As the Tories set expectations low for Thursday’s local elections, Labour is in campaign mode. The party has released its third and final party political broadcast ahead of this week’s votes. The theme of the short film is investment vs austerity attempting to lay out the reasoning behind the Labour slogan ‘for the many not the few’. In it, a host offers five members of the public money back that they lost as a result of Tory austerity. Meanwhile, a billionaire is given a £20,000 tax cut. The film goes on to suggest that only the ‘ordinary’ people put the money back in the community – while the billionaire barely notices it and moves it abroad.

The message behind the smooth broadcast is simple and typical of Labour – it reinforces the Jeremy Corbyn view that society is unequal and that those at the top don’t do their bit to share their wealth. But despite being on brand, it does reveal some of the thinking going on behind the scenes of how Labour plan to make gains in elections away from the issue of Brexit.

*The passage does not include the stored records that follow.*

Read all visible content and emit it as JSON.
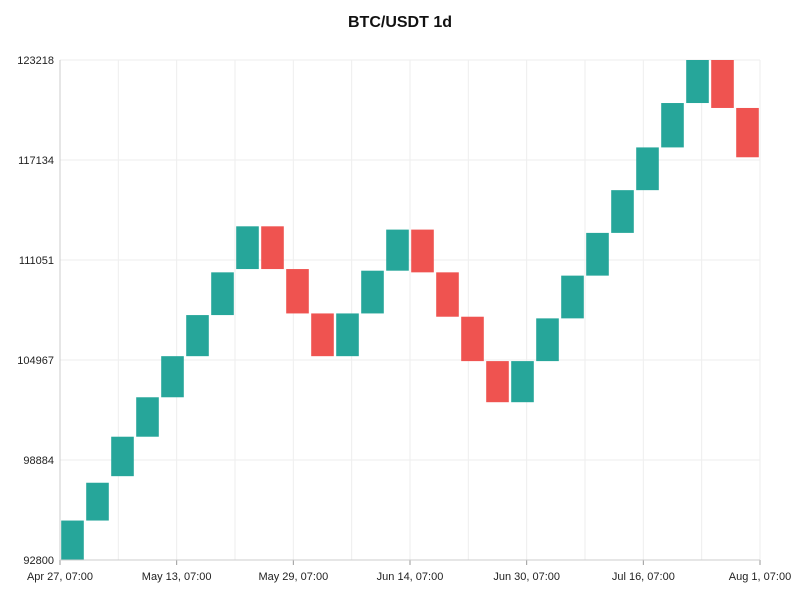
{
  "chart_data": {
    "type": "renko",
    "title": "BTC/USDT 1d",
    "y_ticks": [
      92800,
      98884,
      104967,
      111051,
      117134,
      123218
    ],
    "ylim": [
      92800,
      123218
    ],
    "x_ticks": [
      "Apr 27, 07:00",
      "May 13, 07:00",
      "May 29, 07:00",
      "Jun 14, 07:00",
      "Jun 30, 07:00",
      "Jul 16, 07:00",
      "Aug 1, 07:00"
    ],
    "grid": true,
    "colors": {
      "up": "#26a69a",
      "down": "#ef5350",
      "grid": "#eeeeee",
      "axis": "#cccccc"
    },
    "bricks": [
      {
        "open": 92800,
        "close": 95200,
        "dir": "up"
      },
      {
        "open": 95200,
        "close": 97500,
        "dir": "up"
      },
      {
        "open": 97900,
        "close": 100300,
        "dir": "up"
      },
      {
        "open": 100300,
        "close": 102700,
        "dir": "up"
      },
      {
        "open": 102700,
        "close": 105200,
        "dir": "up"
      },
      {
        "open": 105200,
        "close": 107700,
        "dir": "up"
      },
      {
        "open": 107700,
        "close": 110300,
        "dir": "up"
      },
      {
        "open": 110500,
        "close": 113100,
        "dir": "up"
      },
      {
        "open": 113100,
        "close": 110500,
        "dir": "down"
      },
      {
        "open": 110500,
        "close": 107800,
        "dir": "down"
      },
      {
        "open": 107800,
        "close": 105200,
        "dir": "down"
      },
      {
        "open": 105200,
        "close": 107800,
        "dir": "up"
      },
      {
        "open": 107800,
        "close": 110400,
        "dir": "up"
      },
      {
        "open": 110400,
        "close": 112900,
        "dir": "up"
      },
      {
        "open": 112900,
        "close": 110300,
        "dir": "down"
      },
      {
        "open": 110300,
        "close": 107600,
        "dir": "down"
      },
      {
        "open": 107600,
        "close": 104900,
        "dir": "down"
      },
      {
        "open": 104900,
        "close": 102400,
        "dir": "down"
      },
      {
        "open": 102400,
        "close": 104900,
        "dir": "up"
      },
      {
        "open": 104900,
        "close": 107500,
        "dir": "up"
      },
      {
        "open": 107500,
        "close": 110100,
        "dir": "up"
      },
      {
        "open": 110100,
        "close": 112700,
        "dir": "up"
      },
      {
        "open": 112700,
        "close": 115300,
        "dir": "up"
      },
      {
        "open": 115300,
        "close": 117900,
        "dir": "up"
      },
      {
        "open": 117900,
        "close": 120600,
        "dir": "up"
      },
      {
        "open": 120600,
        "close": 123218,
        "dir": "up"
      },
      {
        "open": 123218,
        "close": 120300,
        "dir": "down"
      },
      {
        "open": 120300,
        "close": 117300,
        "dir": "down"
      }
    ]
  }
}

With the Tories expected to be punished for failing to deliver Brexit both in the local elections and the European elections, Labour also find the issue at times unhelpful on the doorstep. So far Jeremy Corbyn has managed a Brexit fudge that roughly keeps the party’s coalition of voters together. However, local Labour campaigners report voter apathy on the doors with people fed up, disillusioned and worn down by the Brexit process. That is a problem for the party as they tend to benefit from high turnout – low turnout can disproportionately affect Labour. The current political turmoil could hurt Labour by making it harder to get people out to the ballot box. The prediction that the Tories are on course to lose 800/1000 seats is met with scepticism by many in Labour who see it as serious expectation management.

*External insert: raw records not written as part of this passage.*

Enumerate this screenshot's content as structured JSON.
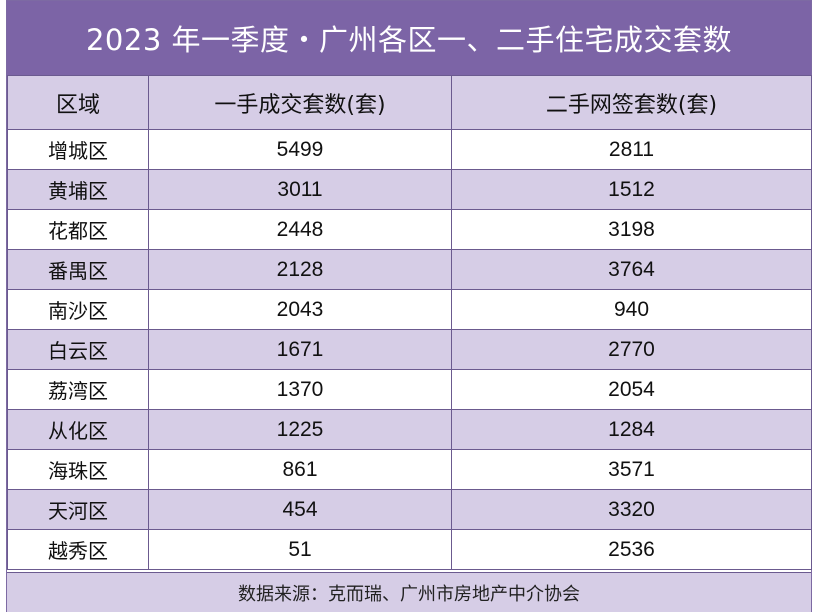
{
  "title": "2023 年一季度・广州各区一、二手住宅成交套数",
  "source": "数据来源：克而瑞、广州市房地产中介协会",
  "colors": {
    "header": "#7c64a6",
    "band": "#d6cde6",
    "border": "#6b5a8f"
  },
  "chart_data": {
    "type": "table",
    "columns": [
      "区域",
      "一手成交套数(套)",
      "二手网签套数(套)"
    ],
    "rows": [
      [
        "增城区",
        "5499",
        "2811"
      ],
      [
        "黄埔区",
        "3011",
        "1512"
      ],
      [
        "花都区",
        "2448",
        "3198"
      ],
      [
        "番禺区",
        "2128",
        "3764"
      ],
      [
        "南沙区",
        "2043",
        "940"
      ],
      [
        "白云区",
        "1671",
        "2770"
      ],
      [
        "荔湾区",
        "1370",
        "2054"
      ],
      [
        "从化区",
        "1225",
        "1284"
      ],
      [
        "海珠区",
        "861",
        "3571"
      ],
      [
        "天河区",
        "454",
        "3320"
      ],
      [
        "越秀区",
        "51",
        "2536"
      ]
    ]
  }
}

In order to surmount these obstacles, the view is that there are still some issues that do cut through on the doorstep. These issues are those that have made up the three latest party political broadcasts: austerity isn’t over, police cuts have led crime to rise and austerity – rather than local investment – is preventing ordinary people from rebuilding their community. These are all claims that could be countered by the Tories – the problem is the Conservatives are so consumed in the current Brexit paralysis that they have little to say in response.